Some months ago reading about different models I came across Word2vec. Word2vec is a model that let you learn features from text, created by Tomas Mikolov and his friends from Google and detailed in the paper Distributed Representations of Words and Phrases and their Compositionality. Some people say it's semi-supervised because it uses a target function to learn the context of every word in the corpus. It's based on a shallow neural network (1 hidden layer) which is really fast to train and gives you a matrix of M x N (M: vocabulary size and N: number of features). Studying the distance between different vectors that compose this matrix we can find which words are used in similar contexts.
I decided to give it a try with a dataset from Oony, a deal-aggregator service I created with Cristian Hentschel. We collected data from more than 150M coupons and products on discount published around the world. As the dataset is quite large I just used a subset from the UK and only in the electronics & technology category.
Some characteristics about the dataset:
- 1132643 records.
- I used only the title and description field.
- Title average length is 61 chars.
- Description average length is 94 chars.
- Is there any structure in the data?
- Will it work well with short titles and descriptions from deals?
Getting the word embedding
- Ran a Python script to extract a text dump of title+description from a PostgreSQL database where all the deals are stored.
- Stripped html tags, converted all to lowercase and removed stopwords using NLTK. Applied the Wordnet lemmatizer to reduce the vocabulary size.
- Saved a 136MB file to disk with a concatenation of all the processed text.
- I used Tensorflow with a modified version of the word2vec_optimized script, setting the window_size to 2 and embedding size to 200. (I also tried gensim but found the Tensorflow version faster).
- The vocabulary size was of 131718 words and ran the training set for 15 epochs.
As a result of processing the dataset through Word2vec I got a matrix of 131718 x 200. As it's high dimensional data and impossible to visualize I applied a t-SNE transformation to reduce the matrix and projecting it into a plane. I selected only the top 500 words by frequency from the vocabulary and ran the transformation with a perplexity of 30 and 5000 iterations (tried with different values to see what looked good). There's a good guide on interpreting t-SNE and its hyper-parameters on the "interesting resources" section below.
From the chart we can see clumps of words which share similar contexts, for instance colors on the middle right side, computer parts on the top left, and electronic brands on the lower right. There's a bunch of selling/marketing words (perfect, unique, ideal, special, best, great, excellent) on the lower left.

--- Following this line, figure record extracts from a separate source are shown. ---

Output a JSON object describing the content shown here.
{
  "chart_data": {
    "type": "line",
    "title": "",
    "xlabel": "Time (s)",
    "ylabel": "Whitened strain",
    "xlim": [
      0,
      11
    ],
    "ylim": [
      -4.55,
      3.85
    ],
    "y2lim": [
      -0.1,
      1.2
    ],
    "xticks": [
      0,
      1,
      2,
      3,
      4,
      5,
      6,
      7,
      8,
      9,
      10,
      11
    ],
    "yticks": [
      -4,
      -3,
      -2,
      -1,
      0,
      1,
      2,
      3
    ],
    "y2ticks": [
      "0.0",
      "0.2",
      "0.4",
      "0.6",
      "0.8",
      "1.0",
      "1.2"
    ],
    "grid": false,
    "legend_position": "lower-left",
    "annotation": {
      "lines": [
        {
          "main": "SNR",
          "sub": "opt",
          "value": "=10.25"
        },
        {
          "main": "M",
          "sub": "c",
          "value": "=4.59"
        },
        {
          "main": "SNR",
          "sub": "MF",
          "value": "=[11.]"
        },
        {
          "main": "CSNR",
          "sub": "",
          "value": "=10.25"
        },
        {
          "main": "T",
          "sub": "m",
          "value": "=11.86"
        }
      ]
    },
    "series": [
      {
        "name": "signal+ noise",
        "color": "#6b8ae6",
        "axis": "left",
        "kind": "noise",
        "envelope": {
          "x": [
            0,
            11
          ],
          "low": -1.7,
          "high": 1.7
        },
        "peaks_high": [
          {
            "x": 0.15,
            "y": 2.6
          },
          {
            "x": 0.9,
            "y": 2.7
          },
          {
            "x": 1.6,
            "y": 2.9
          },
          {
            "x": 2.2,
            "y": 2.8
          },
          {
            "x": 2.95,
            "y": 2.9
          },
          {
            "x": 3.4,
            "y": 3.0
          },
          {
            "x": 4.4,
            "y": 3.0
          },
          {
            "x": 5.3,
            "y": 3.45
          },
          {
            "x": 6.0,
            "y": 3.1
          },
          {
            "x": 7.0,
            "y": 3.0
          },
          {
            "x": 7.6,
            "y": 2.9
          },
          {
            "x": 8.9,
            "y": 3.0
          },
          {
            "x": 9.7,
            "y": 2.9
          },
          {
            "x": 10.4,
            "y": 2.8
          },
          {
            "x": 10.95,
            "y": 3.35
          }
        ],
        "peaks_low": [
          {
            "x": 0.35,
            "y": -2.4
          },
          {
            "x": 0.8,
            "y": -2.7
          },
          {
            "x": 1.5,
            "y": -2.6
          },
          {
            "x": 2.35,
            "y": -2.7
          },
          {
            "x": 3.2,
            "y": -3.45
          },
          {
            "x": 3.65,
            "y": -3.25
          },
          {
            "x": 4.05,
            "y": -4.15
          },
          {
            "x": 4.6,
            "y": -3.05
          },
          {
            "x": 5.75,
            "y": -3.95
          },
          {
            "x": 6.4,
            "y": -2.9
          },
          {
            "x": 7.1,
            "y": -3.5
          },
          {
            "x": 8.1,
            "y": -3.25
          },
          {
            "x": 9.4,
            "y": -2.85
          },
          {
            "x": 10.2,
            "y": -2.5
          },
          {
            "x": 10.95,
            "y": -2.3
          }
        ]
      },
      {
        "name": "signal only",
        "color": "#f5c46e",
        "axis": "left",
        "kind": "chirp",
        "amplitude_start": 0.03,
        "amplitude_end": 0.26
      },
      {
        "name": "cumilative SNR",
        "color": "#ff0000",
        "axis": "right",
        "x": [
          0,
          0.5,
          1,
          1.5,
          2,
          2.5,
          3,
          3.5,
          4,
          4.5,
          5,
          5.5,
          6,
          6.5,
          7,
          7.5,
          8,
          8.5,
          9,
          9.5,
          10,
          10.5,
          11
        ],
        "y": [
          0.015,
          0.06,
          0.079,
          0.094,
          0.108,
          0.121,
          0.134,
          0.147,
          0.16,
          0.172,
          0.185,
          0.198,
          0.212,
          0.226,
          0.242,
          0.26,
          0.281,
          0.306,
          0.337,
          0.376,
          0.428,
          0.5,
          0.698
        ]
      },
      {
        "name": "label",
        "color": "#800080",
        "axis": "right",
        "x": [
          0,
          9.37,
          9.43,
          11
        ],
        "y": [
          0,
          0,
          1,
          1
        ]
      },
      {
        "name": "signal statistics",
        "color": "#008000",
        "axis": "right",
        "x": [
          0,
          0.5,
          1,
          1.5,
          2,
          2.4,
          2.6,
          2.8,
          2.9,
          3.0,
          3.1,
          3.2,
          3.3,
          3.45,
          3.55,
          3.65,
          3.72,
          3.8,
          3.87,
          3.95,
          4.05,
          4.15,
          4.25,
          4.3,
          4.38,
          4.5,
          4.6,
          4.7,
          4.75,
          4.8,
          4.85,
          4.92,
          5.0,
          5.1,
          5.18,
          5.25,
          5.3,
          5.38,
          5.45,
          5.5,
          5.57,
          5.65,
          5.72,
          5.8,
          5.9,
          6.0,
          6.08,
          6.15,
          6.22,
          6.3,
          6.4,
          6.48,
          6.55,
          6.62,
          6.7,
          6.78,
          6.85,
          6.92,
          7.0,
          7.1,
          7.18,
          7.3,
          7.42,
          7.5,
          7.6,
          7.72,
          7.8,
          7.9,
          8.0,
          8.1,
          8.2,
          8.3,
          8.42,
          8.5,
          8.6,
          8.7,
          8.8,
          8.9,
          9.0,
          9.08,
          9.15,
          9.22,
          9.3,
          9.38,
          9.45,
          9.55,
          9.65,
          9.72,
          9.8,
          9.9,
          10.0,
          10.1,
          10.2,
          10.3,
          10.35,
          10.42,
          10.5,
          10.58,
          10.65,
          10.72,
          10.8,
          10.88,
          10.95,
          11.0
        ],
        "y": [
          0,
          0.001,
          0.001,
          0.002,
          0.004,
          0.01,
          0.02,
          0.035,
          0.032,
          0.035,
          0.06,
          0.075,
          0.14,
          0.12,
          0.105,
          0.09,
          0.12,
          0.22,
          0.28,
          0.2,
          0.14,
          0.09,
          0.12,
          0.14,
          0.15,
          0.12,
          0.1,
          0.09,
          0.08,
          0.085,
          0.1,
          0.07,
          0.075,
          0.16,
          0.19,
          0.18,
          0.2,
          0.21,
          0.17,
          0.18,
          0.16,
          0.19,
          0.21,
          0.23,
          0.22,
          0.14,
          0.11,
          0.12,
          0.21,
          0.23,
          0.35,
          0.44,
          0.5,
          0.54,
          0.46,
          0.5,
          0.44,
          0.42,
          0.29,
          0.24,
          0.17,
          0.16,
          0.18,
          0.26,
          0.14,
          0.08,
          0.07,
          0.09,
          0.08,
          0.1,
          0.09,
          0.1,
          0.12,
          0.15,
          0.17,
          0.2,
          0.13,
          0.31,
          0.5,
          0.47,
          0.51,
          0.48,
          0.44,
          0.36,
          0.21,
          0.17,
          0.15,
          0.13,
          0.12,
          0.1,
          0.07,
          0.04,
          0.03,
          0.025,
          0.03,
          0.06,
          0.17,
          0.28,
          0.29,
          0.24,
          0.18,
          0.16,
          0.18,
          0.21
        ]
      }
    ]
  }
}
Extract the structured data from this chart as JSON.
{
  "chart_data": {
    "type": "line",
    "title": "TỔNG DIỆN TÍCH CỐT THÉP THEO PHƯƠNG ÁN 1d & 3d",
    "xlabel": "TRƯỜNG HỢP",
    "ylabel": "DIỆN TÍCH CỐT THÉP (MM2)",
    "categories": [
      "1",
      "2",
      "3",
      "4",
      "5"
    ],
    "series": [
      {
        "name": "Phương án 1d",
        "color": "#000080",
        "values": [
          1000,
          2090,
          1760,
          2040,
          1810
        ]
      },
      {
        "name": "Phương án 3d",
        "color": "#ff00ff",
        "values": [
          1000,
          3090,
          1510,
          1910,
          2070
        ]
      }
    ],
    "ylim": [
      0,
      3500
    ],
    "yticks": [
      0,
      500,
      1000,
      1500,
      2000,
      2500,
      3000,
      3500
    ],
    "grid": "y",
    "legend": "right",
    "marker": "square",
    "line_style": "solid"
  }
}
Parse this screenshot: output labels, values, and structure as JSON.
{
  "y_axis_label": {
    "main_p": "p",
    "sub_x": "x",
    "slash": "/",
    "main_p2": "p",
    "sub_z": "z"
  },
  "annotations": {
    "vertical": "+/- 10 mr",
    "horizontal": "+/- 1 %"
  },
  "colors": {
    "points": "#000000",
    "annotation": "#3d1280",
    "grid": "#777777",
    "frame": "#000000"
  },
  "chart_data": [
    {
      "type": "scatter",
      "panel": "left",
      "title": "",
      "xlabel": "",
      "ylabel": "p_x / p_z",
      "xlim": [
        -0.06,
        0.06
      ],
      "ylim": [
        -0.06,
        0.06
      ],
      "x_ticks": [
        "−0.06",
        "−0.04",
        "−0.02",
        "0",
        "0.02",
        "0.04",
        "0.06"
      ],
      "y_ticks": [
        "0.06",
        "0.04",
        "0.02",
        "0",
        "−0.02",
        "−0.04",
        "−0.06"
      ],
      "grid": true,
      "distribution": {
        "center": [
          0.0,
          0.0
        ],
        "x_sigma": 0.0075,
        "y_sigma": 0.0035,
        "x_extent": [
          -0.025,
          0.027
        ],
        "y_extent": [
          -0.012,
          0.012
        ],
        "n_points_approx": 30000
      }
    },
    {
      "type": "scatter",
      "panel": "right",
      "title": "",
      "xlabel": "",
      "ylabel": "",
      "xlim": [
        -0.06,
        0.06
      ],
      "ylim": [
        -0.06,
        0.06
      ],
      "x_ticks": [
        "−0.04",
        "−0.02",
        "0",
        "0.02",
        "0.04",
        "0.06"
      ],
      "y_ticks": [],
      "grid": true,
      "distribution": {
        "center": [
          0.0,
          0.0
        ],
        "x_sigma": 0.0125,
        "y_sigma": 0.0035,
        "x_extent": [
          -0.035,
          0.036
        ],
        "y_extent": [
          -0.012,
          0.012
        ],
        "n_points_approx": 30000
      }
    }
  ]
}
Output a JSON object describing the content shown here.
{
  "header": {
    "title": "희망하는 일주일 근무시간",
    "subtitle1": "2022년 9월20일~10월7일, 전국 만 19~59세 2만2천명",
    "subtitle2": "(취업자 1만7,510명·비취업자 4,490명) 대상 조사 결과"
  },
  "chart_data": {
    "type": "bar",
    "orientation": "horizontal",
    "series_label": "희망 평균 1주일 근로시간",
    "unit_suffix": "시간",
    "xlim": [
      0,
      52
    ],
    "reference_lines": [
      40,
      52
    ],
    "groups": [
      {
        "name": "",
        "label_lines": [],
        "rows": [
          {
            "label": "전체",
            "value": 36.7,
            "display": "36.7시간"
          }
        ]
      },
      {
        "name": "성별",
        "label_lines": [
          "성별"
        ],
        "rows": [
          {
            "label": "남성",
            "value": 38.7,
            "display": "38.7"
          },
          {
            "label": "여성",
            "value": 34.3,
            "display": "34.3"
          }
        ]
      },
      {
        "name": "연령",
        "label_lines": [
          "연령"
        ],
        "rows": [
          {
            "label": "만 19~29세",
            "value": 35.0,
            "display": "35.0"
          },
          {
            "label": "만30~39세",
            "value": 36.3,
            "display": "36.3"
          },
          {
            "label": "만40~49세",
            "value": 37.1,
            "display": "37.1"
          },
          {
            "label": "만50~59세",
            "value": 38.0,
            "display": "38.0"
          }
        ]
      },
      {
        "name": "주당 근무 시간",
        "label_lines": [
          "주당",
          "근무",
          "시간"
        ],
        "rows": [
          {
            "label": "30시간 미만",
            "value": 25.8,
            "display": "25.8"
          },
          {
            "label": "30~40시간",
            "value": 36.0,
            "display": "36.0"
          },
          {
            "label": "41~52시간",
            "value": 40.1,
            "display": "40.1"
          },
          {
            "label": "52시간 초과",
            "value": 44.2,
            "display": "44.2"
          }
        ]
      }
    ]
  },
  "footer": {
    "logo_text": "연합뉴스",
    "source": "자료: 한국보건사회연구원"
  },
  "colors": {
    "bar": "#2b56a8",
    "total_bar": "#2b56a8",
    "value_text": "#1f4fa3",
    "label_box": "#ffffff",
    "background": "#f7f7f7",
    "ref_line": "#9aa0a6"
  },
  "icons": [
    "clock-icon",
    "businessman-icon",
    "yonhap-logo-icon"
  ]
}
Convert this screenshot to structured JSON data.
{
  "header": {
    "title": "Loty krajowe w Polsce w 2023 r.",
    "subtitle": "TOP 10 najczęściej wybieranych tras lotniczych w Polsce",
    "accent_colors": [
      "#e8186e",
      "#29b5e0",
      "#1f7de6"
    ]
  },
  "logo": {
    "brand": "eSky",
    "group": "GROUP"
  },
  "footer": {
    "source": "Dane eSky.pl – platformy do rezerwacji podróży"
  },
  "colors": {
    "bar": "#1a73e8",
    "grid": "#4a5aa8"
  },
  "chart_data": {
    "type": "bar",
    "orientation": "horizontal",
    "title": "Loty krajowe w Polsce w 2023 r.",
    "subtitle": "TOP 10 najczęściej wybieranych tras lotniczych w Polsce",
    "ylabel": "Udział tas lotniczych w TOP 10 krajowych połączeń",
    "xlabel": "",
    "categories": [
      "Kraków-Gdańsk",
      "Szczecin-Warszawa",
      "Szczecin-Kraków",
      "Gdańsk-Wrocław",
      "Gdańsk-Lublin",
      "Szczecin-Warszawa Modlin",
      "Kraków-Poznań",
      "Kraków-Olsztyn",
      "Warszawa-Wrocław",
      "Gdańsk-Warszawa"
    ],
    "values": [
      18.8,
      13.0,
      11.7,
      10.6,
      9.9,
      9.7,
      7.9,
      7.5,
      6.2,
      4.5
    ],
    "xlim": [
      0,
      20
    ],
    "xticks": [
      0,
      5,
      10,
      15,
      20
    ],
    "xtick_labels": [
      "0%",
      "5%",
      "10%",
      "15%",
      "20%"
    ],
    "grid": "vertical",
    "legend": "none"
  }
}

Some applications of the embedding info I can think of are: using it for improving search relevance of related terms, creating relationship between different deals, identifying entities which can help tag different attributes of the deals and products.
Other experiments that would be nice to test are: trying with different embedding/window size, running the process without removing stopwords to see if it retains context information better, using a much larger dataset to see what structure emerge.